In the middle of some of my worst marital woes I find myself sitting on the white sandy beaches of Florida. The sheer, turquoise water in front of me as my feet inch their way into the white sand. It is the kind of hot day reserved for the gulf coast with enough of a breeze to keep me seated in my chair.

To my right sits “Bert,” one of my oldest guy friends who is like a brother to me.

“Colleen, you’ve become bitter,” he says.

“BERT!” screams his wife. She sits to the left of me.

“It’s okay,” I tell her.

I am not defensive. I do not deny it. I am not eager to explain all the reasons I have become bitter. Why? Because I know Bert and he loves me enough to tell me the truth so I have to listen.

Though I know that Bert is right, I am still stunned. Not because Bert told me what another may not have, but because I know, that in fact, he is right.

I am bitter.

The sun starts to set, we yank up our beach chairs, sling our bags over our shoulders and head back to the house. It is a quiet, reflective walk for me, but my poor, sweet friend walks beside me still agonizing at Bert’s candor.

“It’s okay,” I tell her again. “Bert’s right. I am bitter in my marriage. I am angry that I am a party of ‘one’ working to fix a party of ‘two.’ I am even angrier that because of this fact, I feel completely stuck moving neither forwards or backwards. I am tired of feeling hurt and defeated over and over again.”

“Still,” she kindly insists. “He shouldn’t have said that to you at a time like this.”

“I am actually grateful that Bert has the nerve to tell me what others might be thinking,” I say.

It is long after I leave Florida that I find myself restless, shifting from one side of my pillow to the other. I have never in my life been bitter. I can’t figure out exactly why I am now?

I sift back though my memory. My dad left when I was just five year’s old. He came back a few times here and there, but essentially that was when he walked out of my daily life. My mom, an emotional and spiritual, “Rock Star,” raised all five of us children alone.

I worked from the time I was 11 years old babysitting all summer and then at 14 transitioning to a job at a kennel.
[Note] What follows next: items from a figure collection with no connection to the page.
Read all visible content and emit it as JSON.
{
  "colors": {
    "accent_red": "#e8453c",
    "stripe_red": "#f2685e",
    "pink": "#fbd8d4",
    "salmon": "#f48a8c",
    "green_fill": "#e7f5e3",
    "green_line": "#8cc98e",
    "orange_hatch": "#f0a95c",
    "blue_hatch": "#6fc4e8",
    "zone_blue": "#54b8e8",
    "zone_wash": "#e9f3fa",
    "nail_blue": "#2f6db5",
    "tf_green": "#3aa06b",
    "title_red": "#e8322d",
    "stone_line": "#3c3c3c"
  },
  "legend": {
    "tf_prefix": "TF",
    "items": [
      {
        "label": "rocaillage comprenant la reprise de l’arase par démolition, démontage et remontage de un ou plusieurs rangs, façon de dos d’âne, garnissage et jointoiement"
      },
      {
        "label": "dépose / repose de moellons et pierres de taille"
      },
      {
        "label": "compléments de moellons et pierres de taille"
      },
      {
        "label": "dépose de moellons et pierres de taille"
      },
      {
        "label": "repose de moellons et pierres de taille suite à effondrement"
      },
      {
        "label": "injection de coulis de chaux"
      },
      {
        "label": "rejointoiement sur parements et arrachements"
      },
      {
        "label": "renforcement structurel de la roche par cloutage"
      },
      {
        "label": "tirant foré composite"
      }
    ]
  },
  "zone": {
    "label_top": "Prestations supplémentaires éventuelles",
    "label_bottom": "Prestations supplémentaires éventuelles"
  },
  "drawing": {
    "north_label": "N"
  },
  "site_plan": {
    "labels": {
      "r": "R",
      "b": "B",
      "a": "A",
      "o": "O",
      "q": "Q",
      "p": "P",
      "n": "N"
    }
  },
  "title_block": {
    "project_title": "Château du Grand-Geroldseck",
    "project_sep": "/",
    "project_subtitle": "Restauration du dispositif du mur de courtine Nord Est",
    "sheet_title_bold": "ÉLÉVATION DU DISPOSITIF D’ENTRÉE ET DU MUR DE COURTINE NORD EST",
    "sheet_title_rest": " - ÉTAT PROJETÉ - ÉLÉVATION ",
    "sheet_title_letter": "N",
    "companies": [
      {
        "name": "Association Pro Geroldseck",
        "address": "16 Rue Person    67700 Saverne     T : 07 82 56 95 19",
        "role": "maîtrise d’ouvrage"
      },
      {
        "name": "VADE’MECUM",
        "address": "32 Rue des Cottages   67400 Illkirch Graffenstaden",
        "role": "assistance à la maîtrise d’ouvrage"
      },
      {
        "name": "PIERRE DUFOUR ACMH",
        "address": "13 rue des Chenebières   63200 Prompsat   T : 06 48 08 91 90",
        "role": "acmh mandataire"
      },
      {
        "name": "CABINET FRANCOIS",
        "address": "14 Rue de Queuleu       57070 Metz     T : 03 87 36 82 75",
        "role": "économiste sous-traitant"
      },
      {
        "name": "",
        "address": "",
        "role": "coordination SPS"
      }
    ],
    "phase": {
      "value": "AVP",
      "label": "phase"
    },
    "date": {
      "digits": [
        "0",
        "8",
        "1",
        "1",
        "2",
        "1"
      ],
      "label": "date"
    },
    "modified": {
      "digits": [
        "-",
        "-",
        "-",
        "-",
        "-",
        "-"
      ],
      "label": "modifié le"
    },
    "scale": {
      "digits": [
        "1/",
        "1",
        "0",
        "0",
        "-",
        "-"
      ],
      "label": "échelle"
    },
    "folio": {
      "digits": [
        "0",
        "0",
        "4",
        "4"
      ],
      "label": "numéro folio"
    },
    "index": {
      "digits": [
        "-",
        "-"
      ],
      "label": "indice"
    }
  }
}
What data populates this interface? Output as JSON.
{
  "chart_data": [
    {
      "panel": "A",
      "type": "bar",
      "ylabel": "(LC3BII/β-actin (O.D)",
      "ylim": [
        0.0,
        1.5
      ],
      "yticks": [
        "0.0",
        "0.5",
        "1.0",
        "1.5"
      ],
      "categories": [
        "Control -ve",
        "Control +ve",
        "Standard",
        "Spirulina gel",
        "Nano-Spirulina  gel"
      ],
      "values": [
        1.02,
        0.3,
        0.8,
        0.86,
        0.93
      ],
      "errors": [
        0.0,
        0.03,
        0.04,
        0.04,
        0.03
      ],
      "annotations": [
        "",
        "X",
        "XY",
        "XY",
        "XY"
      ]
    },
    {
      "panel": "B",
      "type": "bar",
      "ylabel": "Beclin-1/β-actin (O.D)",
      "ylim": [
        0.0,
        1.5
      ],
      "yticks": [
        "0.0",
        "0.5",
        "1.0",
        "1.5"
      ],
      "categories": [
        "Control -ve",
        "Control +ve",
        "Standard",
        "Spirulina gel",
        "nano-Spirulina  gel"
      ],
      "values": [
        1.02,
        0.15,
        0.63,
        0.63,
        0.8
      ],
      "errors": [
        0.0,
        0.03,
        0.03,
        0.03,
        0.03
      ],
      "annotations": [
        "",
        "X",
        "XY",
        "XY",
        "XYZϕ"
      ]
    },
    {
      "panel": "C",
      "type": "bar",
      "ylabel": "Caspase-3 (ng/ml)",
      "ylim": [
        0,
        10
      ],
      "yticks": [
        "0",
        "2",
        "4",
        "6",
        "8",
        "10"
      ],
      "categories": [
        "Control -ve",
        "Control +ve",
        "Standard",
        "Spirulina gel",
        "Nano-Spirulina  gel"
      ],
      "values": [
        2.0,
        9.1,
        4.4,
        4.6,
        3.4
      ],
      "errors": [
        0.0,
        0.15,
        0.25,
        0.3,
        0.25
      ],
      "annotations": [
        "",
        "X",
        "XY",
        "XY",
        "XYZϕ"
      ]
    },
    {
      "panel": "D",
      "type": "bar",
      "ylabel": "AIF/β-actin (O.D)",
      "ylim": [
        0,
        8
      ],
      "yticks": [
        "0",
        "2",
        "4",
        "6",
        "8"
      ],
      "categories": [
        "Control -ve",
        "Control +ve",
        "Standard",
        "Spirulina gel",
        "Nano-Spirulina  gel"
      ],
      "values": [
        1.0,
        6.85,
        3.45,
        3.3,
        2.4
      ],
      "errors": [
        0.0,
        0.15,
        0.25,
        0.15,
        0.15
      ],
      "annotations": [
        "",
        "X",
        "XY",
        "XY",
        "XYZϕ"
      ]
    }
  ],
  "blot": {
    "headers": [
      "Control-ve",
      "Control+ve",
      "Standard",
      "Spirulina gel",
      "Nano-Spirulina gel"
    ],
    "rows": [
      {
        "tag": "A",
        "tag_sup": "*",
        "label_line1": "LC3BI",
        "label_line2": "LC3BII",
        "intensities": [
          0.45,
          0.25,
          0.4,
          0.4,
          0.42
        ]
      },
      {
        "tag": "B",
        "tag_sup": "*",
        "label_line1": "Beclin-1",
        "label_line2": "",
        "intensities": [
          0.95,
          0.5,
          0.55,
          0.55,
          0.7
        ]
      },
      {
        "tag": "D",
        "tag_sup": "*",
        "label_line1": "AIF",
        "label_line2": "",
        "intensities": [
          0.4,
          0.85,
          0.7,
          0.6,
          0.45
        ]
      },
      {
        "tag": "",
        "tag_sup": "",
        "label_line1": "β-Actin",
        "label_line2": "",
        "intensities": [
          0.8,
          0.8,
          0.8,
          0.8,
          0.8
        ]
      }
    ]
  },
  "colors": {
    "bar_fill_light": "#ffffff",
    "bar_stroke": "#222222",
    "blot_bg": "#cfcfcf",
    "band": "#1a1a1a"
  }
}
I paid my entire way through college, bought my first car by myself and paid (with my husband) for my wedding. I was never bitter. On the contrary, I felt blessed and I would say privileged. My mother did an incredible job of meeting all of our needs and she worked hard to give us a life that many two parent households enjoyed.

When I was nineteen I went to see my dad in the hospital. The doctor took me out into the hallway and asked me my age. When I replied, he told me that he was sorry and that my father had cancer.

When I was twenty-four, my mom collapsed with a seizure. When I was twenty-eight years old, my father died on February 1st. Six months to the day later, on August 1st, I lost my mom, due to complications of Alzheimer’s.

I was devastated. I was grief stricken. I was not bitter.

Over time, some would ask me why I was not bitter at having lost my parents so young. I was even interviewed for a book, by my now friend and CNN Producer and author, Allison Gilbert, Parentless Parents: How the Loss of Our Mothers and Fathers Impacts the Way We Raise Our Children.

I remember Allison asking me why I wasn’t even slightly bitter. She had interviewed hundreds of parentless parents and I seemed to have a somewhat different slant on my loss. Many were saddened by the constant reminders that their parents were missing from ball games and school plays while the sidelines and schools were jammed with grandparents.

Believe me there were many moments I wished for my mom. The seconds right after my boy’s were born. The frightening hours that turned into days while I waited to see if my oldest son might be diagnosed with Cystic Fibrosis. Those first few years of motherhood when I was exhausted and questioning myself. The first article that I got published.

Yet, instead of bitterness, I found myself watching all those grandparents with great joy. I loved that my friends still had their parents and when I was around them I got to relive that sacred bond that I had lost.

In my moment of spiritual reminiscing, that night as I shift from side to side on my pillow, I realize why I have become bitter.

I have been fighting God, fighting my path. Something which I have never done before. I have never felt sorry for myself. My sense of spirituality is far too vast for that to happen.

My marriage isn’t working. I can’t  have my way. I can’t save it. I have to surrender.

I have  found bitterness. I have lost my spirituality.

I shift one last time and my head comes to rest on the pillow.

I lose my bitterness. I once again find my spirituality.